METHODS: We performed a retrospective analysis from the HF Outpatient Clinic of the IRCCS Ospedale Policlinico San Martino in Genova, Italy. All HF patients evaluated between 2010 and 2019, with a left ventricular ejection fraction <50% and at least two visits ≥3 months apart with complete information about GDMT were included in the study. We assessed the prescription of GDMT-in particular, beta-blockers (BB), renin-angiotensin system inhibitors (RASi), and mineralocorticoid antagonists (MRA)-at the time of the last HF evaluation and compared it between patients with and without incidental cancer. For those with incidental cancer, we also evaluated modifications of GDMT comparing the HF evaluations before and after cancer diagnosis.
RESULTS: Of 464 HF patients, 39 (8%) had incidental cancer. There were no statistical differences in GDMT between patients with and without incidental cancer at last evaluation. In the year following cancer diagnosis, of 33 patients with incidental cancer on BB, none stopped therapy, but two had a down-titration to a dosage <50%; of 27 patients on RASi, two patients stopped therapy and three had a down-titration to a dosage <50%; of 19 patients on MRA, four stopped therapy.
CONCLUSIONS: Although HF patients with incidental cancer may need to have GDMT down-titrated at the time of cancer diagnosis, this does not appear to significantly hinder the delivery of HF therapies during follow-up.
摘要:
背景:据推测,癌症阻碍了针对心力衰竭(HF)的指南指导药物治疗(GDMT)的实施。然而,这方面的数据很少。
方法:我们对热诺瓦的IRCCSOspedalePoliclinicoSanMartino的HF门诊进行了回顾性分析,意大利。在2010年至2019年期间评估的所有HF患者,左心室射血分数<50%,并且至少两次间隔≥3个月的访问以及有关GDMT的完整信息被纳入研究。我们特别评估了GDMT的处方,β受体阻滞剂(BB),肾素-血管紧张素系统抑制剂(RASi),和盐皮质激素拮抗剂(MRA)-在最后一次HF评估时,并在有和无偶发癌症的患者之间进行比较。对于那些患有癌症的人来说,我们还评估了GDMT的修改,比较了癌症诊断前后的HF评估结果.
结果:在464例HF患者中,39例(8%)有偶发癌。在最后一次评估中,有和没有偶然癌症的患者之间的GDMT没有统计学差异。在癌症诊断后的一年,在BB上的33例偶然癌症患者中,没有人停止治疗,但是有两个人的剂量低于50%;在RASi的27名患者中,两名患者停止了治疗,三名患者的剂量下降至<50%;在MRA的19名患者中,四个停止治疗。
结论:尽管患有偶发癌症的HF患者在诊断癌症时可能需要进行GDMT的滴定,这似乎并未显著阻碍随访期间HF治疗的实施.

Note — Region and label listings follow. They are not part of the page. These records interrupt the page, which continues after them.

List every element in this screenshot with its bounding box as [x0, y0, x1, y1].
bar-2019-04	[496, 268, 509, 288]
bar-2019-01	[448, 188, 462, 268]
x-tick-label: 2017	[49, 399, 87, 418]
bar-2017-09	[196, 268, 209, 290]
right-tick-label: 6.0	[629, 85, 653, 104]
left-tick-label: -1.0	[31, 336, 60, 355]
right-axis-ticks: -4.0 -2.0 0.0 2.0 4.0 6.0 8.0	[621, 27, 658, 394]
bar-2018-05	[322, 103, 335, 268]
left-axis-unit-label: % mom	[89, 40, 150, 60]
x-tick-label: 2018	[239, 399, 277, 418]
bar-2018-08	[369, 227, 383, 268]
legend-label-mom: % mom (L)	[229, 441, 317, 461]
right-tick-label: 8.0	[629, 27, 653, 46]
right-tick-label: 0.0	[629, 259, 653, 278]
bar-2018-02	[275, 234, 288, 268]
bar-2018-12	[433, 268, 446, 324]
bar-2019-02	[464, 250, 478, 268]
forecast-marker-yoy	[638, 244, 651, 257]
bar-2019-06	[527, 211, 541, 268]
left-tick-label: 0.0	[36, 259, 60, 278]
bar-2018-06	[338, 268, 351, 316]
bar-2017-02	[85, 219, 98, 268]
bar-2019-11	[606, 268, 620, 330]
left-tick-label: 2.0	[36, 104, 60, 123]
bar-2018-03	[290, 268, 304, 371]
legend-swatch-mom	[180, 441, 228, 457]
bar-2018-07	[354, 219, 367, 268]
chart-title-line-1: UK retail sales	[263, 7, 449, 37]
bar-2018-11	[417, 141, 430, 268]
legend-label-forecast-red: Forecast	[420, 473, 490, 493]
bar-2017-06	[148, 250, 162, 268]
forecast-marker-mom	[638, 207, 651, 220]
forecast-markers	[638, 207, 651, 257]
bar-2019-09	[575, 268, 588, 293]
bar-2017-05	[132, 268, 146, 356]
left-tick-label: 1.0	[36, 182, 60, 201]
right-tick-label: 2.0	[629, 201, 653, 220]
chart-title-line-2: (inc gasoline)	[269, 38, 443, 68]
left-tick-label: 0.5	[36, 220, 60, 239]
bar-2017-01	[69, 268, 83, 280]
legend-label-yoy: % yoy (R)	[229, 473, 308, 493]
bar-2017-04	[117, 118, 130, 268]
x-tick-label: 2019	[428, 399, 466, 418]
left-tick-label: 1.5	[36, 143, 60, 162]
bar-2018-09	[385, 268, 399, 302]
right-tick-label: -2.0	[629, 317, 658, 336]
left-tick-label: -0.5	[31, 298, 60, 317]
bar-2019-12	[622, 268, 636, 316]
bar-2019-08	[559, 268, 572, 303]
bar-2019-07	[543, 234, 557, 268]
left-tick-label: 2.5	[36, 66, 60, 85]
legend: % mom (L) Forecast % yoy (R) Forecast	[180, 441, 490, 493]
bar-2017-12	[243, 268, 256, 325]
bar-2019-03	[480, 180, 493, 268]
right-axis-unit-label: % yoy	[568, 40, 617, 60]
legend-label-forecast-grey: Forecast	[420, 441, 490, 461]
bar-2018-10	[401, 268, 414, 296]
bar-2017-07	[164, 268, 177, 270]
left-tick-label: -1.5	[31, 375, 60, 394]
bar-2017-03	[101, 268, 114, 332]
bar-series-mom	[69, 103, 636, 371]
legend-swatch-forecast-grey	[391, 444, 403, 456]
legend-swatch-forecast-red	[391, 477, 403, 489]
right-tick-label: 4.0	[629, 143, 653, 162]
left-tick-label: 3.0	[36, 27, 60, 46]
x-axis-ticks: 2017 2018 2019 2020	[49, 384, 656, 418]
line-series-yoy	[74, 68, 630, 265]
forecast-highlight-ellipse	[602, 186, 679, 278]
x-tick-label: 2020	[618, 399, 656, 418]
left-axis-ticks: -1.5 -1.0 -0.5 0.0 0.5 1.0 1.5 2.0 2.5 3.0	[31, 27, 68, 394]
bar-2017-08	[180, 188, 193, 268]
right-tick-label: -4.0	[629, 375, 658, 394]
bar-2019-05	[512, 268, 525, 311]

方法:我们对热诺瓦的IRCCSOspedalePoliclinicoSanMartino的HF门诊进行了回顾性分析,意大利。在2010年至2019年期间评估的所有HF患者,左心室射血分数<50%,并且至少两次间隔≥3个月的访问以及有关GDMT的完整信息被纳入研究。我们特别评估了GDMT的处方,β受体阻滞剂(BB),肾素-血管紧张素系统抑制剂(RASi),和盐皮质激素拮抗剂(MRA)-在最后一次HF评估时,并在有和无偶发癌症的患者之间进行比较。对于那些患有癌症的人来说,我们还评估了GDMT的修改,比较了癌症诊断前后的HF评估结果.
结果:在464例HF患者中,39例(8%)有偶发癌。在最后一次评估中,有和没有偶然癌症的患者之间的GDMT没有统计学差异。在癌症诊断后的一年,在BB上的33例偶然癌症患者中,没有人停止治疗,但是有两个人的剂量低于50%;在RASi的27名患者中,两名患者停止了治疗,三名患者的剂量下降至<50%;在MRA的19名患者中,四个停止治疗。
结论:尽管患有偶发癌症的HF患者在诊断癌症时可能需要进行GDMT的滴定,这似乎并未显著阻碍随访期间HF治疗的实施.